A Casablanca, la città del mio amico, non ci sono camping nè parcheggi adatti a camper. Ne abbiamo quindi trovato uno a Mohammedia, un paesino sul mare a  circa 25 km a nord di Casablanca. I prezzi dei campeggi sono decisamente inferiori rispetto all’Europa; per questo abbiamo pagato 80 dirham a notte, ovvero 8 euro, e non è neppure tra i più economici.

L’appuntamento era per stamattina alle 11. I miei dubbi su come lo avrei salutato, si sono dissolti in un attimo quando Stef è sceso di macchina ed è venuto ad abbracciarmi. Impossibile realizzare che ci stavamo davvero conoscendo. Insieme a lui c’era una ragazza, la sua ragazza, Khaoula. Purtoppo le sue lingue sono l’arabo e il francese, ed essendo la mia conoscenza di quest’ultimo molto debole, Stef ha dovuto fare da traduttore. I suoi occhi però parlavano da soli e, con il passare del tempo, la sua timidezza iniziale si è disciolta in tanti sorrisi.

Biscotti tipici del Marocco del mio amico Stef

Prima ancora di decidere dove andare, Stef e Khaoula hanno iniziato a tirare fuori buste e scatole dalle loro borse. Erano regali per noi.
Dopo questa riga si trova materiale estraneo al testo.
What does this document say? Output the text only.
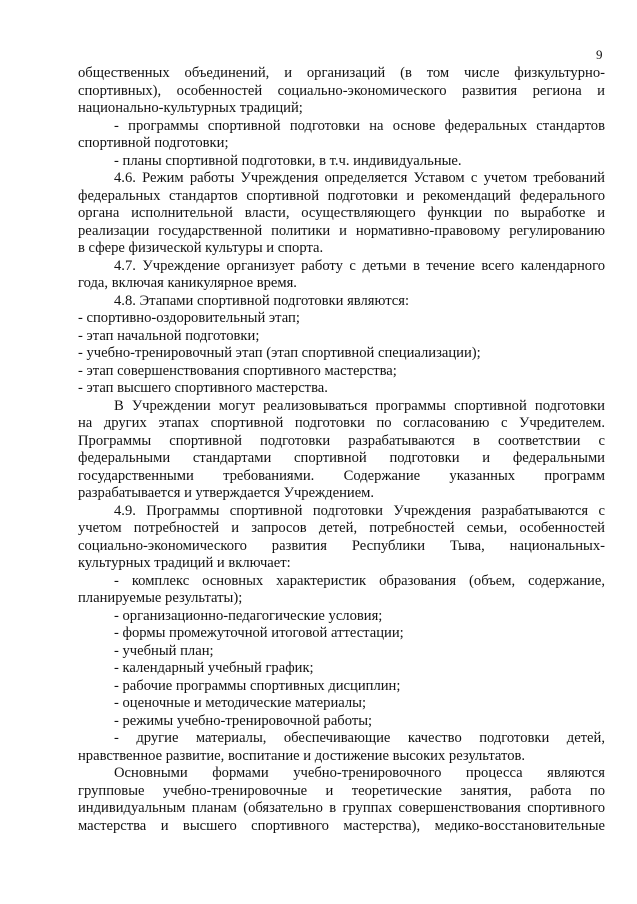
9
общественных объединений, и организаций (в том числе физкультурно-
спортивных), особенностей социально-экономического развития региона и
национально-культурных традиций;
- программы спортивной подготовки на основе федеральных стандартов
спортивной подготовки;
- планы спортивной подготовки, в т.ч. индивидуальные.
4.6. Режим работы Учреждения определяется Уставом с учетом требований
федеральных стандартов спортивной подготовки и рекомендаций федерального
органа исполнительной власти, осуществляющего функции по выработке и
реализации государственной политики и нормативно-правовому регулированию
в сфере физической культуры и спорта.
4.7. Учреждение организует работу с детьми в течение всего календарного
года, включая каникулярное время.
4.8. Этапами спортивной подготовки являются:
- спортивно-оздоровительный этап;
- этап начальной подготовки;
- учебно-тренировочный этап (этап спортивной специализации);
- этап совершенствования спортивного мастерства;
- этап высшего спортивного мастерства.
В Учреждении могут реализовываться программы спортивной подготовки
на других этапах спортивной подготовки по согласованию с Учредителем.
Программы спортивной подготовки разрабатываются в соответствии с
федеральными стандартами спортивной подготовки и федеральными
государственными требованиями. Содержание указанных программ
разрабатывается и утверждается Учреждением.
4.9. Программы спортивной подготовки Учреждения разрабатываются с
учетом потребностей и запросов детей, потребностей семьи, особенностей
социально-экономического развития Республики Тыва, национальных-
культурных традиций и включает:
- комплекс основных характеристик образования (объем, содержание,
планируемые результаты);
- организационно-педагогические условия;
- формы промежуточной итоговой аттестации;
- учебный план;
- календарный учебный график;
- рабочие программы спортивных дисциплин;
- оценочные и методические материалы;
- режимы учебно-тренировочной работы;
- другие материалы, обеспечивающие качество подготовки детей,
нравственное развитие, воспитание и достижение высоких результатов.
Основными формами учебно-тренировочного процесса являются
групповые учебно-тренировочные и теоретические занятия, работа по
индивидуальным планам (обязательно в группах совершенствования спортивного
мастерства и высшего спортивного мастерства), медико-восстановительные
Prima di tutto un’enorme scatola di biscotti fatti a mano dalla mamma di Stef, un gesto di una bellezza inesprimibile; poi una collana per me, delle cuffie ed un selfie stick per Carlo. Noi, a mani vuote, siamo rimasti a bocca aperta. “It’s our tradition”, ci ha detto Stef. E mi sono ricordata del ragazzo della carta SIM di Tangeri.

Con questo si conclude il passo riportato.